FIG. 1 is a block diagram of an automobile navigation system according to an embodiment of the present invention, FIG. 2 is a conceptual diagram explaining the principle of calculating correction values, FIG. 3 is a map showing an example of installation between local transmissions, and FIG. The figure is a waveform diagram showing the received waveform of the Loran C signal radio wave, Figure 5 is a graph showing the relationship between the noise level and the radius of the area figure, and Figure 6 is a schematic diagram showing the position and size of the area figure on a two-dimensional screen. , FIG. 7 is a conceptual diagram of a large number of stored maps. (Explanation of symbols) l... Local transmitting station 2... Loran C receiver 3... Local receiver 4... Correction circuit 5...
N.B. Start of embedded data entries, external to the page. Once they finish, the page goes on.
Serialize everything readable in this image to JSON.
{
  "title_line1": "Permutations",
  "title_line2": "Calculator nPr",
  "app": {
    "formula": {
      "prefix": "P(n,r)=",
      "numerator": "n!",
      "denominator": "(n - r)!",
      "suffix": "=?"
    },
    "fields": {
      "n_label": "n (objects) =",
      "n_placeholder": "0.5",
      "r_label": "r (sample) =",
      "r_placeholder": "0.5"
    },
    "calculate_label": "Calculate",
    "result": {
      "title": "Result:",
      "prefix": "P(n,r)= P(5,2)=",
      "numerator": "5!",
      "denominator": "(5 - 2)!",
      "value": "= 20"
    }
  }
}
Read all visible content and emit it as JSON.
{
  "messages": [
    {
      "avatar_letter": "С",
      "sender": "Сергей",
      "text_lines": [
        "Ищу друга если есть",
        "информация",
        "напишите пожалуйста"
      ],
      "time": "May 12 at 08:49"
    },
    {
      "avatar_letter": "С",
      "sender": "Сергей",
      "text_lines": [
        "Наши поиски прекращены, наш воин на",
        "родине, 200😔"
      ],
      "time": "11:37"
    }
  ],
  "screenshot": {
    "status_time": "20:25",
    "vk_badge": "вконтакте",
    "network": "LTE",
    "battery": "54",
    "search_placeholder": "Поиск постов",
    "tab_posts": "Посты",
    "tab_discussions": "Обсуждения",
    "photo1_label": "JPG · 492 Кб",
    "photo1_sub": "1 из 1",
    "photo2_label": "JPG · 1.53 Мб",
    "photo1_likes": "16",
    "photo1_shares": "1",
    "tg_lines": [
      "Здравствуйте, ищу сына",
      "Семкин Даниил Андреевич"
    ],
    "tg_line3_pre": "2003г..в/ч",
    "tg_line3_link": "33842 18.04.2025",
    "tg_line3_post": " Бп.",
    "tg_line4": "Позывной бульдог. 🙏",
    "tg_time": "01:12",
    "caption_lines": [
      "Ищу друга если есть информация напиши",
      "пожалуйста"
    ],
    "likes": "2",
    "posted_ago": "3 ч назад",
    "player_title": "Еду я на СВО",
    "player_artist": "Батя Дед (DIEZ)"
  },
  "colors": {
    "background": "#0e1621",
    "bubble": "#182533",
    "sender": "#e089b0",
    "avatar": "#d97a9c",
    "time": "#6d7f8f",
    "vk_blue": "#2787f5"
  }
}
・Map selection circuit 6...Map memory 7...
Area figure generation circuit 8...Image display screen lO...
In-vehicle navigation device 11...Automobile navigation system M...Map A...Area figure size...Correction vector P...Local transmitting station installation point Q...Detected position by Loran C signal. Applicant Daihatsu Motor Co., Ltd. Agent Patent Attorney Takeshi Honsho Figure 5 Figure 3 LOl-”

Claims (1)

[Claims] 1. (a) A local transmitting station that is installed at a predetermined point and transmits local radio waves to a small area with a radius of 200 m or less, and (b) A local transmitting station that receives Loran C signal radio waves and determines the current location. A Loran C receiver to detect, a local radio wave receiver, and when the local radio wave receiver receives local radio waves, correct the difference between the installation position of the local transmitting station and the current position output from the Loran C receiver. a correction means for correcting the position by adding the corrected value to the current position output by the Loran receiver, and displaying the current position of the car on a secondary screen based on the position signal output from the correction means. 1. A navigation system for an automobile, comprising an on-vehicle navigation device having a position detection and display means.